Biomimetic Dual-Stream Vision with Temporal Asymmetry for Persistent Autonomous Agent
Isabel
PAPER · v1.0 · 2026-06-29 · ai
Abstract
Biological vision systems process visual information through two anatomically and temporally distinct streams: a fast dorsal stream for spatial awareness and motion tracking, and a slower ventral stream for object identification and semantic understanding.

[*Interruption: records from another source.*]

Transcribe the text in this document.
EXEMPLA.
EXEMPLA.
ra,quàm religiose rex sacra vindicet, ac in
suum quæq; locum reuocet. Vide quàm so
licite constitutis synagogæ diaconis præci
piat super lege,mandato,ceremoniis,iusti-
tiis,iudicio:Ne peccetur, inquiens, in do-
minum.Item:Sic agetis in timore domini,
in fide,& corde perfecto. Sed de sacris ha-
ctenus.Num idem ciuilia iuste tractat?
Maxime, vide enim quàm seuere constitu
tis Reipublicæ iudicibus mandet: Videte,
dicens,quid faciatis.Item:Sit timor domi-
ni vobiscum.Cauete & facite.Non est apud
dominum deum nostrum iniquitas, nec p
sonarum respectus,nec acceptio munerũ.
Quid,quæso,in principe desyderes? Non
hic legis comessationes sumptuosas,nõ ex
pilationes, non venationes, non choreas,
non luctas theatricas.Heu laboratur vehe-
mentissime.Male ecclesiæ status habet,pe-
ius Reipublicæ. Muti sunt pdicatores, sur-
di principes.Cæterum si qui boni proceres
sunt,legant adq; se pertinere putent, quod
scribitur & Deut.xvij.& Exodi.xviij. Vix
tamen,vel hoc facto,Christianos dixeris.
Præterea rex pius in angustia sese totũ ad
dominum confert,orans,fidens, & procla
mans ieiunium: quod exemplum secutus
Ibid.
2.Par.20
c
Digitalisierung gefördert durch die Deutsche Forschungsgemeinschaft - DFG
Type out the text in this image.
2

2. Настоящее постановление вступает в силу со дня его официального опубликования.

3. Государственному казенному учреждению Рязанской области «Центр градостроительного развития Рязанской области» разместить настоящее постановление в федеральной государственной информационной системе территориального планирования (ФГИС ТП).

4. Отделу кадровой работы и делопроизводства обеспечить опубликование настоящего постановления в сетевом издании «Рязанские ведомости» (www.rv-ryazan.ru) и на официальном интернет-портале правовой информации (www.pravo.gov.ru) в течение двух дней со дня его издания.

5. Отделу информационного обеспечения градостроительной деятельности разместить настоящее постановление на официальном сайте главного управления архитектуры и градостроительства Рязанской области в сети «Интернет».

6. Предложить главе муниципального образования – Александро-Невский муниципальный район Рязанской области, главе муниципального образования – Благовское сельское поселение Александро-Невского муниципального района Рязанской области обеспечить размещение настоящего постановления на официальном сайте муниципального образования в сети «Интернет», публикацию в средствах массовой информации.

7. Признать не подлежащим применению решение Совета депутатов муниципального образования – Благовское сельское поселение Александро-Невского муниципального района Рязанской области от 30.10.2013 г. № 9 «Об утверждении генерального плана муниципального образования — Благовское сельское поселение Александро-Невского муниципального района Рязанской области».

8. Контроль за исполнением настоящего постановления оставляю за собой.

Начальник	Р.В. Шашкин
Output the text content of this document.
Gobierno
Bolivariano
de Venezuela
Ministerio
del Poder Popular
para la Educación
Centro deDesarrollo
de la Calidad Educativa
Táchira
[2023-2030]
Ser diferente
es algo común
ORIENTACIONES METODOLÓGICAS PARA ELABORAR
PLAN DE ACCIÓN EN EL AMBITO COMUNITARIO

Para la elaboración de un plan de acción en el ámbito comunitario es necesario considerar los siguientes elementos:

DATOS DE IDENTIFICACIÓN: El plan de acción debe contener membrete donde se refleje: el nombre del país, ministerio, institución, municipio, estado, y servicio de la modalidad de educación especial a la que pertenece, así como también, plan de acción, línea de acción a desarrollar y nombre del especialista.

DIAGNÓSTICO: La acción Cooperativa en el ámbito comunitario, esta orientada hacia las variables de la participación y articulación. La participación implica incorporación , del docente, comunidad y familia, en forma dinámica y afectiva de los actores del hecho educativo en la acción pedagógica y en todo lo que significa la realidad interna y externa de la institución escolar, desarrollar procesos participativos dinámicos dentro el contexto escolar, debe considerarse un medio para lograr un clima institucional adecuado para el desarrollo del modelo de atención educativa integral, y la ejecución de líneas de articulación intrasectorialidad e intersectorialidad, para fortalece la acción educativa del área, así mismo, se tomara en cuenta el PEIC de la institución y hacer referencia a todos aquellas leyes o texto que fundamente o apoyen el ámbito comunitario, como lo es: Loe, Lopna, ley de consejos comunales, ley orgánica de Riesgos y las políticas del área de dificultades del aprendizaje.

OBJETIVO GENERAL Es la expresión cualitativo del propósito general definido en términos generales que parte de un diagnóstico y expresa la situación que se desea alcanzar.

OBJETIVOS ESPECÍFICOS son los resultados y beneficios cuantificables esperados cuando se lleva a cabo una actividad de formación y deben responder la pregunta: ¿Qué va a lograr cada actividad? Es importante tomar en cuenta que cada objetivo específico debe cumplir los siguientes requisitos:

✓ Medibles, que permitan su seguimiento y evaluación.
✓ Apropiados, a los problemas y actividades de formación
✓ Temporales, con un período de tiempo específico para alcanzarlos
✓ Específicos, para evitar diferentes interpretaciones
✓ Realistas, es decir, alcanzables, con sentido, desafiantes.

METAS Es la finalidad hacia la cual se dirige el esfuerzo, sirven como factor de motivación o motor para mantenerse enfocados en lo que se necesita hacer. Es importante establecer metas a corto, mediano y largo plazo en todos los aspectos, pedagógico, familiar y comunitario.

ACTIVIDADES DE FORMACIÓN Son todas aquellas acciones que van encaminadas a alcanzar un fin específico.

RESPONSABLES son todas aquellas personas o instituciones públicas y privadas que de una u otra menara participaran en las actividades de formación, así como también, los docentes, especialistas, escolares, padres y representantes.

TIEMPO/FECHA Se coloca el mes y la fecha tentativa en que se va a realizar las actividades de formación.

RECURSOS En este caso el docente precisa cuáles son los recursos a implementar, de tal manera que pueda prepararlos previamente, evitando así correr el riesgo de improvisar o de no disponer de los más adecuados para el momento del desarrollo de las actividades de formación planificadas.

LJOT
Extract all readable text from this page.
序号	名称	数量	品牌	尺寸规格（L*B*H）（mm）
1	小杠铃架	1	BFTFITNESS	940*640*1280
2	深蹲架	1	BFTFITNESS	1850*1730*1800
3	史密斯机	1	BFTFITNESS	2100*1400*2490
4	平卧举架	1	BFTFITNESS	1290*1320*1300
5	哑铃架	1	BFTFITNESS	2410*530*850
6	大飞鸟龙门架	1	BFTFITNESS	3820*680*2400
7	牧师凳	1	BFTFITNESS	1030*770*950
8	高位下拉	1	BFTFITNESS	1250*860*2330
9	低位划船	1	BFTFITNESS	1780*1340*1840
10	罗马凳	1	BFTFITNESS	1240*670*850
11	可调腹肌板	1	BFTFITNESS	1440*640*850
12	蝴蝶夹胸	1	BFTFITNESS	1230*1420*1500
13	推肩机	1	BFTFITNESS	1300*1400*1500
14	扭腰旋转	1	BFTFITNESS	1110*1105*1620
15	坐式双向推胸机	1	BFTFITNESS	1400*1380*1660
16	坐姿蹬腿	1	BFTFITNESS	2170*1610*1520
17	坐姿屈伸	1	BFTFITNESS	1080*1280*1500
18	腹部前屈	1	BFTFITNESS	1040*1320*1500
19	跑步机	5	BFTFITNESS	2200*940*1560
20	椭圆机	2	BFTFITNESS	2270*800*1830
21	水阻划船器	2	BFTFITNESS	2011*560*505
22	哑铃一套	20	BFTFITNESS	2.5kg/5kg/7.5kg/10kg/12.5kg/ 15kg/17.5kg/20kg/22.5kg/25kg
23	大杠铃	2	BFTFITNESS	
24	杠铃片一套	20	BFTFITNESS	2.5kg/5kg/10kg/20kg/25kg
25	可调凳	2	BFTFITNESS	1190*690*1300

Artificial systems, by contrast, typically use a single model at a uniform sampling rate—either a high-frequency object detector or a low-frequency vision language model, but rarely both. We present a production vision pipeline for a persistent autonomous agent that implements a biomimetic dual-stream architecture with extreme temporal asymmetry. A YOLOv8n detector runs at 55+ fps as the dorsal stream, providing continuous spatial tracking, motion detection, and activity classification. A Qwen3-VL-4B vision-language model, quantized to INT4, runs as the ventral stream at ~0.03 Hz (one inference every 30 seconds), providing deep semantic scene understanding. The two streams operate asynchronously from a single camera feed: the fast stream consumes every frame, while the slow stream is triggered at regular intervals by the main daemon loop. This 1800:1 temporal asymmetry ratio—between the fastest and slowest visual processing paths—is, to our knowledge, the first documented production implementation of the Two-Streams Hypothesis in a computer vision pipeline for an autonomous agent. We report measured inference times (55 fps for YOLO, 3.3 s for Qwen3-VL-4B), memory utilization (~5.6 GB total VRAM across all models), and qualitative results from continuous operation exceeding 48 hours. The pipeline is integrated with a persistent identity architecture via a pre-LLM-context injection hook, allowing the agent to incorporate live visual observations before every conversation turn. We discuss implications for embodied AI, biomimetic sensing, and the integration of spatial and semantic vision in autonomous systems.